A prison is a place meant to pull its captives apart. What held Paul together throughout his time in chains was his confidence that there was nothing anyone could do to rob him of his Christ-confidence, or the completeness he knew of and held to even in broken circumstances. Chains could not keep the man from singing—and with a loud, self-assured, and joyous voice that Christ had coaxed out of him.
I wonder how many times Paul sang the same words of praise King David had long ago:
“Look to the Lord and His strength; seek His face always.”
Christ is still building his people, and the One who began a good work in us will bring it to completion. God is the Architect of our salvation; the One who long ago began a good work in us and will bring it to completion. This means there are no incompletes. There are times when we aren’t making progress in our spiritual lives, when we feel incomplete, unfinished, or distressed by our shortcomings. In those seasons, we can remember and be confident in God’s promise and provision. Present conditions cannot hold us from the joy of knowing Christ and the joy Christ takes in knowing us. That’s what makes for holy confidence.
God is at work within our incompleteness, and He will finish what He’s begun. That’s the joy and saving truth of the Gospel.
“He who began a good work in us will carry it to completion on the day of Christ.”
At the same time, it’s our responsibility, just as it was the Philippians’, to cooperate with God so that the work may be completed. God’s grace puts us to work, it keeps us growing. God through Christ wants to shake the unsure out of us.
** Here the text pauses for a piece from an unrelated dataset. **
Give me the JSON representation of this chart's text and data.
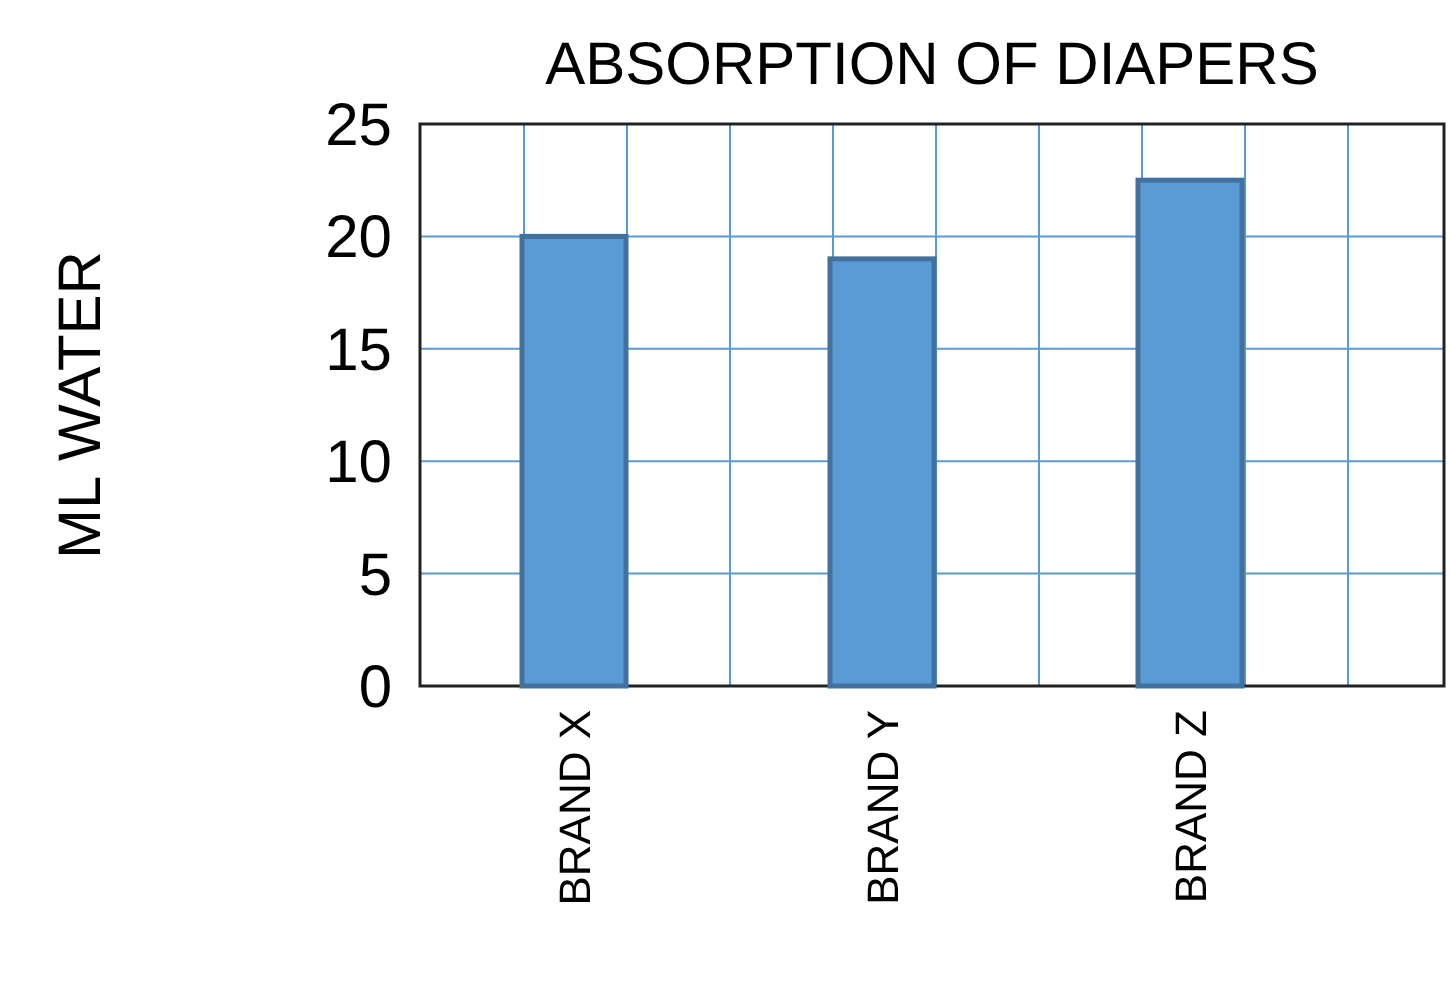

Take some moments to consider the places you’ve been, the beauty you’ve experienced, the ways you have changed and grown, and the ways you’ve suffered and still survived. Through all of it, you are here. Many of those circumstances and seasons we did not choose for ourselves. Some others we did, though we couldn’t have imagined what they would bring. God has brought you through all of them to this moment. Your life is God’s accomplishment; not despite the difficult seasons, but because of them.
Paul was quite certain that he would die in that Roman prison. Faced with the question of which was better, to live or to die, he knew that he would remain and that his life would continue for the sake of the progress of the Gospel and joy in the faith that comes from it, so Paul committed himself to their growth, to pray for people struggling from whatever it is that kept them from God, and encouraging others along in their spiritual journeys until Christ was formed within them. God is our way-maker. God is the Architect of our salvation; the One who long ago began a good work in us and will bring it to completion.
From the first notes of his letter, the Apostle Paul is out to shake the unsure out of the faithful in Philippi. Had Paul brought the praises of King David with him to the faithful in Philippi:
“Do not touch my anointed ones; do my prophets no harm. Sing to the LORD, all the earth; proclaim his salvation day after day.”
What needs to be shaken alive and coaxed out of us, so that we might gain a full, confident, complete voice—the voice we always had? What’s locked up within us that could be set free to proclaim the Gospel with one strong voice—loud, confident, and complete? God through Christ wants to shake the unsure out of us. Then God in Christ will fill us with the laughter of heaven and be our joy. It will not be His blessings or the innumerable gifts of His grace that will be our joy, but Christ Himself, and Christ alone.
God is the Architect of our salvation, our way-maker; the One who long ago began a good work in us and will bring it to completion.
All praises to the One who made it all and finds it beautiful! Alleluia! Amen.